Banks approve you for a mortgage based on a combination of your income and your debt. In some cases, that upper limit is not quite as affordable when you factor in all of the other expenses your family has. Consider all of the reasons why it might be beneficial to stay below the budget set by the bank.
Spending Money on Other Things
The general guideline banks use for mortgage affordability is that the monthly payment shouldn’t exceed 25 or 30 percent of the borrower’s income. Borrowing the full amount offered to you might stretch your family’s finances, so only accept as much as you need.
With lower monthly payments, you’ll be able to take more vacations, send the kids to private school, and never have to worry about being able to afford the things you want. You’ll enjoy spending a lot of time in your new home, but you wont have to feel like you're stuck there. Having more money at your disposal means you can get out and enjoy life.

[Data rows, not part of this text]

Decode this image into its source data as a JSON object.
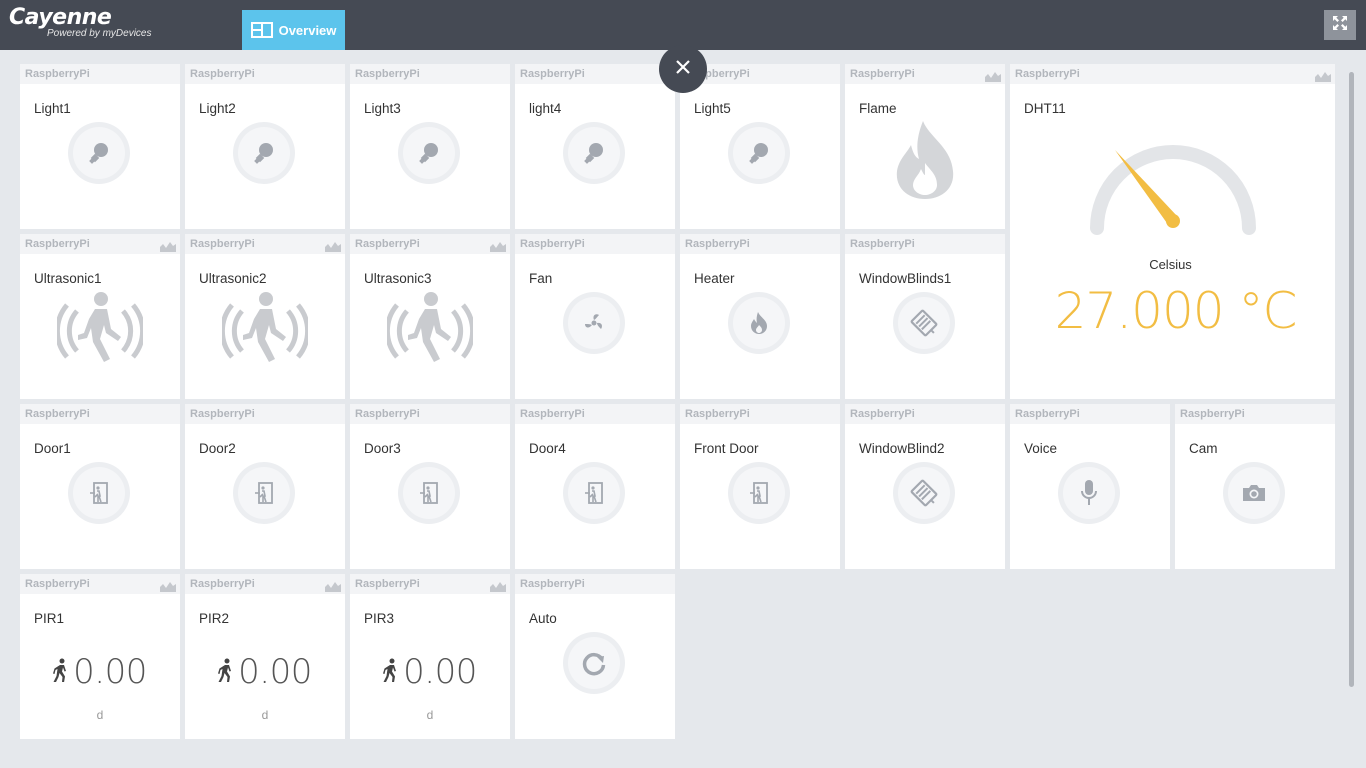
{
  "app": {
    "name": "Cayenne",
    "tagline": "Powered by myDevices"
  },
  "nav": {
    "tab_overview": "Overview"
  },
  "colors": {
    "topbar": "#454a54",
    "tab_active": "#5cc4ec",
    "gauge_accent": "#f2bd43",
    "icon_gray": "#a3a8b0"
  },
  "widgets": [
    {
      "device": "RaspberryPi",
      "title": "Light1",
      "icon": "lightbulb-icon",
      "chart": false
    },
    {
      "device": "RaspberryPi",
      "title": "Light2",
      "icon": "lightbulb-icon",
      "chart": false
    },
    {
      "device": "RaspberryPi",
      "title": "Light3",
      "icon": "lightbulb-icon",
      "chart": false
    },
    {
      "device": "RaspberryPi",
      "title": "light4",
      "icon": "lightbulb-icon",
      "chart": false
    },
    {
      "device": "RaspberryPi",
      "title": "Light5",
      "icon": "lightbulb-icon",
      "chart": false
    },
    {
      "device": "RaspberryPi",
      "title": "Flame",
      "icon": "flame-icon",
      "chart": true
    },
    {
      "device": "RaspberryPi",
      "title": "DHT11",
      "icon": "gauge",
      "chart": true,
      "unit_label": "Celsius",
      "value": "27.000 °C",
      "gauge_fraction": 0.3
    },
    {
      "device": "RaspberryPi",
      "title": "Ultrasonic1",
      "icon": "motion-sensor-icon",
      "chart": true
    },
    {
      "device": "RaspberryPi",
      "title": "Ultrasonic2",
      "icon": "motion-sensor-icon",
      "chart": true
    },
    {
      "device": "RaspberryPi",
      "title": "Ultrasonic3",
      "icon": "motion-sensor-icon",
      "chart": true
    },
    {
      "device": "RaspberryPi",
      "title": "Fan",
      "icon": "fan-icon",
      "chart": false
    },
    {
      "device": "RaspberryPi",
      "title": "Heater",
      "icon": "heater-flame-icon",
      "chart": false
    },
    {
      "device": "RaspberryPi",
      "title": "WindowBlinds1",
      "icon": "window-blinds-icon",
      "chart": false
    },
    {
      "device": "RaspberryPi",
      "title": "Door1",
      "icon": "door-icon",
      "chart": false
    },
    {
      "device": "RaspberryPi",
      "title": "Door2",
      "icon": "door-icon",
      "chart": false
    },
    {
      "device": "RaspberryPi",
      "title": "Door3",
      "icon": "door-icon",
      "chart": false
    },
    {
      "device": "RaspberryPi",
      "title": "Door4",
      "icon": "door-icon",
      "chart": false
    },
    {
      "device": "RaspberryPi",
      "title": "Front Door",
      "icon": "door-icon",
      "chart": false
    },
    {
      "device": "RaspberryPi",
      "title": "WindowBlind2",
      "icon": "window-blinds-icon",
      "chart": false
    },
    {
      "device": "RaspberryPi",
      "title": "Voice",
      "icon": "microphone-icon",
      "chart": false
    },
    {
      "device": "RaspberryPi",
      "title": "Cam",
      "icon": "camera-icon",
      "chart": false
    },
    {
      "device": "RaspberryPi",
      "title": "PIR1",
      "icon": "walking-person-icon",
      "chart": true,
      "value": "0.00",
      "unit": "d"
    },
    {
      "device": "RaspberryPi",
      "title": "PIR2",
      "icon": "walking-person-icon",
      "chart": true,
      "value": "0.00",
      "unit": "d"
    },
    {
      "device": "RaspberryPi",
      "title": "PIR3",
      "icon": "walking-person-icon",
      "chart": true,
      "value": "0.00",
      "unit": "d"
    },
    {
      "device": "RaspberryPi",
      "title": "Auto",
      "icon": "refresh-icon",
      "chart": false
    }
  ]
}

Factoring In Increased Costs of Homeownership
You already know homeownership comes with additional costs. Perhaps you’re choosing to build a new home to avoid the frequent repair costs that come with an older house. However, it’s important to realize that your upgraded home can still cost more money to maintain. For instance, if you’re moving from a 1,500 square foot home to a 3,000 square foot home, you’re going to see a big increase in heating and cooling costs.
A backyard pool is a great way to cool off during the summer, but it will have annual maintenance costs and increased insurance costs as well. Think about how all of your decisions might add to the general maintenance costs - you don’t want to be house poor because of a pool.
Building Up Savings
Savings are important. You need to save up money for retirement and for the kids’ college education. You'll also want to have a solid emergency fund to handle car repairs and other unexpected expenses. Having a lower mortgage payment allows you to direct more of your money into these types of savings accounts. You may not need the money now, but knowing it’s there in case of emergency makes for a less stressful life.
Protecting the Future
No one can accurately predict the future. A mortgage payment that’s affordable right now might become less affordable if you experience changes in your career path. A family illness might require one parent to take a long leave of absence from work. The costs of your child’s sports team or music lessons might significantly increase once he or she realizes it’s more than a casual interest. A high mortgage payment can make these future changes difficult to manage. With lower payments, you have more wiggle room to take on these additional costs as they come up.
The Pressures to Upgrade Your Lifestyle
When you have a more expensive home, you’ll find that you start experiencing other pressures to upgrade your lifestyle. You might feel bad about being the only family in the neighbourhood without a membership to the country club. You might feel like you need fancier cars, more fashionable clothing, or expensive “toys” like boats and jet skis. If you’re already stretched to the limit when it comes to making your mortgage payment, these extras will be harder to handle.
Many families find themselves going further into debt just to keep up with their friends and neighbours. When you buy a home comfortably below your level of affordability, you can feel more secure about your lifestyle and better able to make choices about spending money in other areas.
Eliminating Your Debt
If you still have student loans, car payments, or credit card debt, lower mortgage payments help you direct more of your money toward paying off these other debts. While a mortgage is typically considered “good debt” because you’re building equity as you make payments, it’s still a debt. You don’t have to take the full term of the mortgage to pay it off. Rather than maxing out your limit, you could choose a more affordable home, then pay more money toward your mortgage and other debts. You’ll pay off the debt sooner and save tens of thousands of dollars in interest.
It’s up to you to determine how you want to spend your money and determine what an affordable mortgage really looks like. Use our mortgage calculator to help you estimate monthly expenses. As you consider upgrades, plug those costs into the calculator to see how it affects the overall price. When you do that, you may see that some of your former “must haves” no longer look so attractive when it comes to long-term affordability for your family.